The overdraft could prove expensive in terms of rates and fees, says Mr Lishman, who recommends Helen transfer £1,000 from her Cahoot account to clear this.

Alternatively, says Alex Pegley at IFA Calculis, she could switch her current account from Lloyds to Smile, as this provides a £500 interest-free overdraft facility.

He also recommends Helen use her annual mini cash individual savings account allowance of up to £3,000 - enabling a proportion of her savings to grow tax-free. Alliance & Leicester, for example, is paying 5.4 per cent.

With more money available, she could pay off her credit card bill, says Mr Lishman, who adds: "There's no need to rush to get rid of the debt on the student loan as the interest rate is only 2.6 per cent per year."


With a £40,000 deposit from her parents, Helen has a real head start compared to many her age, says Mr Yearsley. "Based on her salary of £23,000, she could get a mortgage of about £80,000, which means she could buy a house worth about £120,000."

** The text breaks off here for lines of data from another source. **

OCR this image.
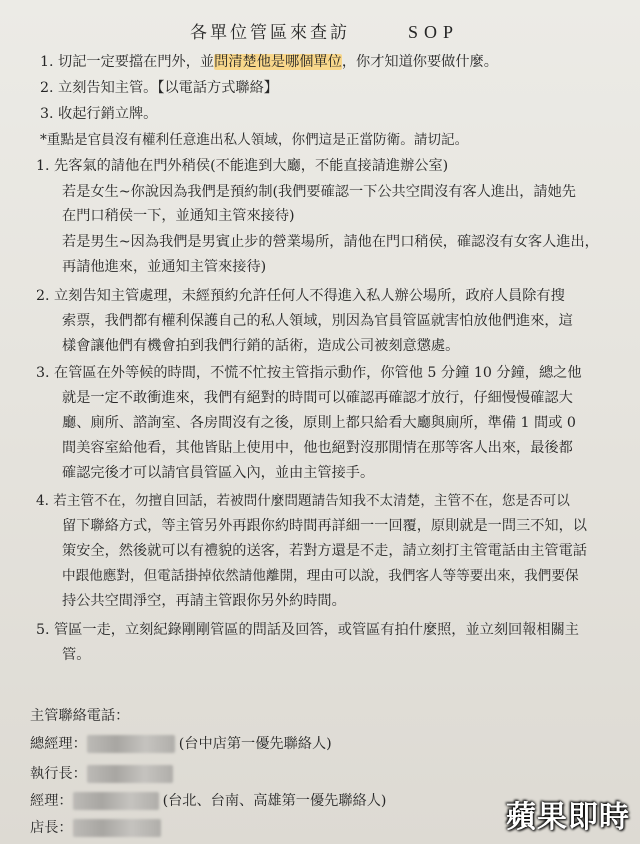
各單位管區來查訪	SOP
1. 切記一定要擋在門外，並問清楚他是哪個單位，你才知道你要做什麼。
2. 立刻告知主管。【以電話方式聯絡】
3. 收起行銷立牌。
*重點是官員沒有權利任意進出私人領域，你們這是正當防衛。請切記。
1. 先客氣的請他在門外稍侯(不能進到大廳，不能直接請進辦公室)
若是女生~你說因為我們是預約制(我們要確認一下公共空間沒有客人進出，請她先
在門口稍侯一下，並通知主管來接待)
若是男生~因為我們是男賓止步的營業場所，請他在門口稍侯，確認沒有女客人進出，
再請他進來，並通知主管來接待)
2. 立刻告知主管處理，未經預約允許任何人不得進入私人辦公場所，政府人員除有搜
索票，我們都有權利保護自己的私人領域，別因為官員管區就害怕放他們進來，這
樣會讓他們有機會拍到我們行銷的話術，造成公司被刻意懲處。
3. 在管區在外等候的時間，不慌不忙按主管指示動作，你管他 5 分鐘 10 分鐘，總之他
就是一定不敢衝進來，我們有絕對的時間可以確認再確認才放行，仔細慢慢確認大
廳、廁所、諮詢室、各房間沒有之後，原則上都只給看大廳與廁所，準備 1 間或 0
間美容室給他看，其他皆貼上使用中，他也絕對沒那閒情在那等客人出來，最後都
確認完後才可以請官員管區入內，並由主管接手。
4. 若主管不在，勿擅自回話，若被問什麼問題請告知我不太清楚，主管不在，您是否可以
留下聯絡方式，等主管另外再跟你約時間再詳細一一回覆，原則就是一問三不知，以
策安全，然後就可以有禮貌的送客，若對方還是不走，請立刻打主管電話由主管電話
中跟他應對，但電話掛掉依然請他離開，理由可以說，我們客人等等要出來，我們要保
持公共空間淨空，再請主管跟你另外約時間。
5. 管區一走，立刻紀錄剛剛管區的問話及回答，或管區有拍什麼照，並立刻回報相關主
管。
主管聯絡電話：
總經理：	(台中店第一優先聯絡人)
執行長：
經理：	(台北、台南、高雄第一優先聯絡人)
店長：	蘋果即時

Buying with the aim of renting out a room is a sensible idea, he adds, as you can receive rent of up to £4,250 a year tax-free.

If she does want to go down this route, a self-certification mortgage might be a good choice, says Mr Pegley, as borrowers do not have to provide proof of their income - relying instead on their own statement of expected earnings.

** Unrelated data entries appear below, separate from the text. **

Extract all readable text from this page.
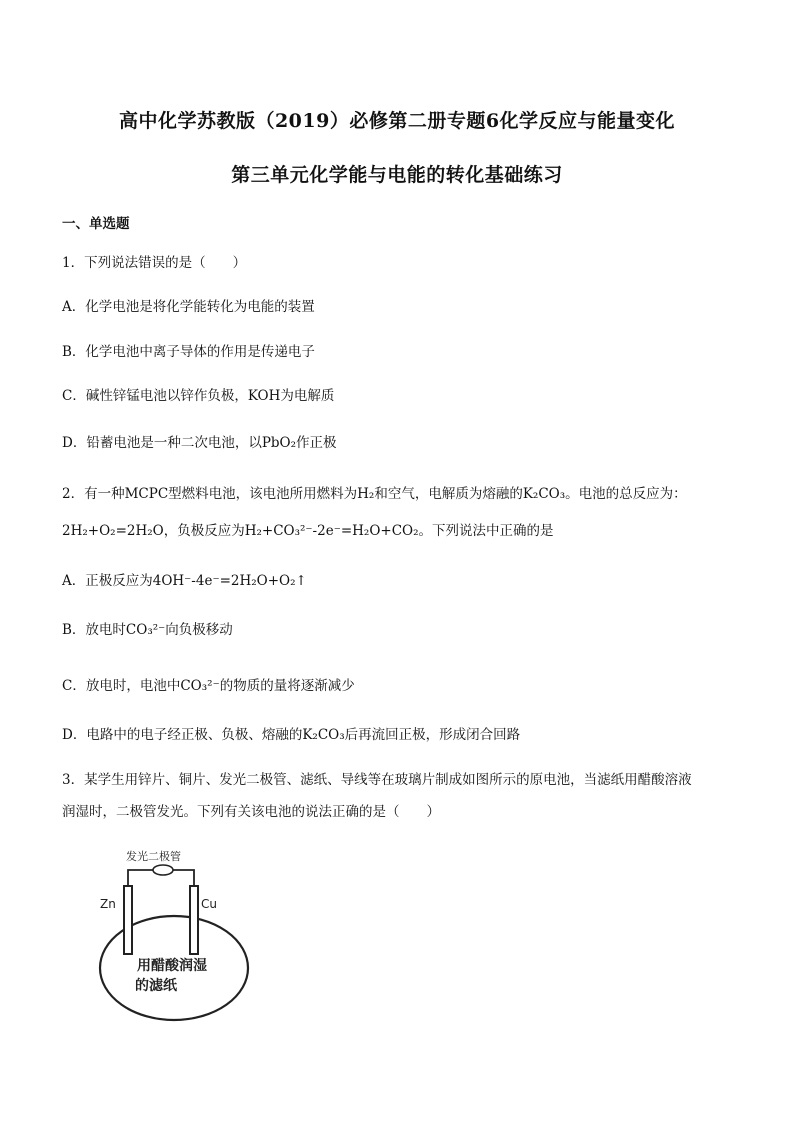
高中化学苏教版（2019）必修第二册专题6化学反应与能量变化
第三单元化学能与电能的转化基础练习
一、单选题
1．下列说法错误的是（　　）
A．化学电池是将化学能转化为电能的装置
B．化学电池中离子导体的作用是传递电子
C．碱性锌锰电池以锌作负极，KOH为电解质
D．铅蓄电池是一种二次电池，以PbO₂作正极
2．有一种MCPC型燃料电池，该电池所用燃料为H₂和空气，电解质为熔融的K₂CO₃。电池的总反应为：
2H₂+O₂=2H₂O，负极反应为H₂+CO₃²⁻-2e⁻=H₂O+CO₂。下列说法中正确的是
A．正极反应为4OH⁻-4e⁻=2H₂O+O₂↑
B．放电时CO₃²⁻向负极移动
C．放电时，电池中CO₃²⁻的物质的量将逐渐减少
D．电路中的电子经正极、负极、熔融的K₂CO₃后再流回正极，形成闭合回路
3．某学生用锌片、铜片、发光二极管、滤纸、导线等在玻璃片制成如图所示的原电池，当滤纸用醋酸溶液
润湿时，二极管发光。下列有关该电池的说法正确的是（　　）
发光二极管
Zn	Cu
用醋酸润湿
的滤纸
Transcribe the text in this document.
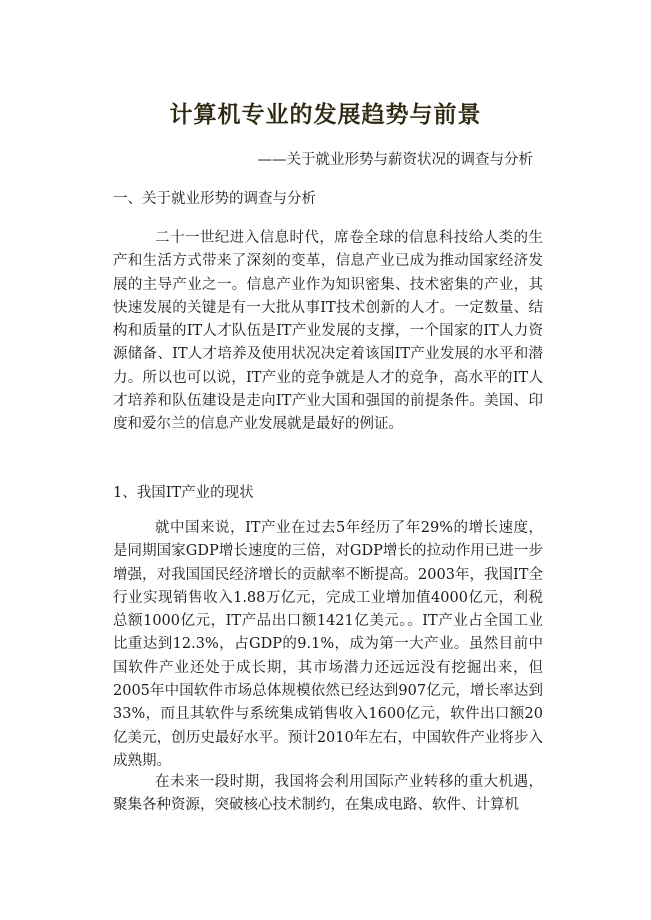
计算机专业的发展趋势与前景

——关于就业形势与薪资状况的调查与分析

一、关于就业形势的调查与分析

二十一世纪进入信息时代，席卷全球的信息科技给人类的生产和生活方式带来了深刻的变革，信息产业已成为推动国家经济发展的主导产业之一。信息产业作为知识密集、技术密集的产业，其快速发展的关键是有一大批从事IT技术创新的人才。一定数量、结构和质量的IT人才队伍是IT产业发展的支撑，一个国家的IT人力资源储备、IT人才培养及使用状况决定着该国IT产业发展的水平和潜力。所以也可以说，IT产业的竞争就是人才的竞争，高水平的IT人才培养和队伍建设是走向IT产业大国和强国的前提条件。美国、印度和爱尔兰的信息产业发展就是最好的例证。

1、我国IT产业的现状

就中国来说，IT产业在过去5年经历了年29%的增长速度，是同期国家GDP增长速度的三倍，对GDP增长的拉动作用已进一步增强，对我国国民经济增长的贡献率不断提高。2003年，我国IT全行业实现销售收入1.88万亿元，完成工业增加值4000亿元，利税总额1000亿元，IT产品出口额1421亿美元。。IT产业占全国工业比重达到12.3%，占GDP的9.1%，成为第一大产业。虽然目前中国软件产业还处于成长期，其市场潜力还远远没有挖掘出来，但2005年中国软件市场总体规模依然已经达到907亿元，增长率达到33%，而且其软件与系统集成销售收入1600亿元，软件出口额20亿美元，创历史最好水平。预计2010年左右，中国软件产业将步入成熟期。

在未来一段时期，我国将会利用国际产业转移的重大机遇，聚集各种资源，突破核心技术制约，在集成电路、软件、计算机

But Mr Yearsley warns Helen to tread carefully with self-certified loans. "The more she borrows, the more risk she takes on. Would she still be able to pay the mortgage if interest rates suddenly shot up by 1 to 2 per cent?"

Mr Pegley recommends Helen check for the availability of any shared ownership schemes in the area where she is looking to buy a home. Under these initiatives, househunters can buy a property jointly with a local housing association.


While property could prove a sound investment in the long run, says Mr Pegley, Helen should start saving for her retirement.

"The advantage of a pension scheme is that tax relief is available on contributions," he says. "Her employer may already offer access to a stakeholder scheme and may be prepared to make additional contributions."


Helen should check to see if her employer provides any benefits such as income protection or life assurance, says Mr Pegley. When she takes on a mortgage, she should also consider critical illness cover, he adds.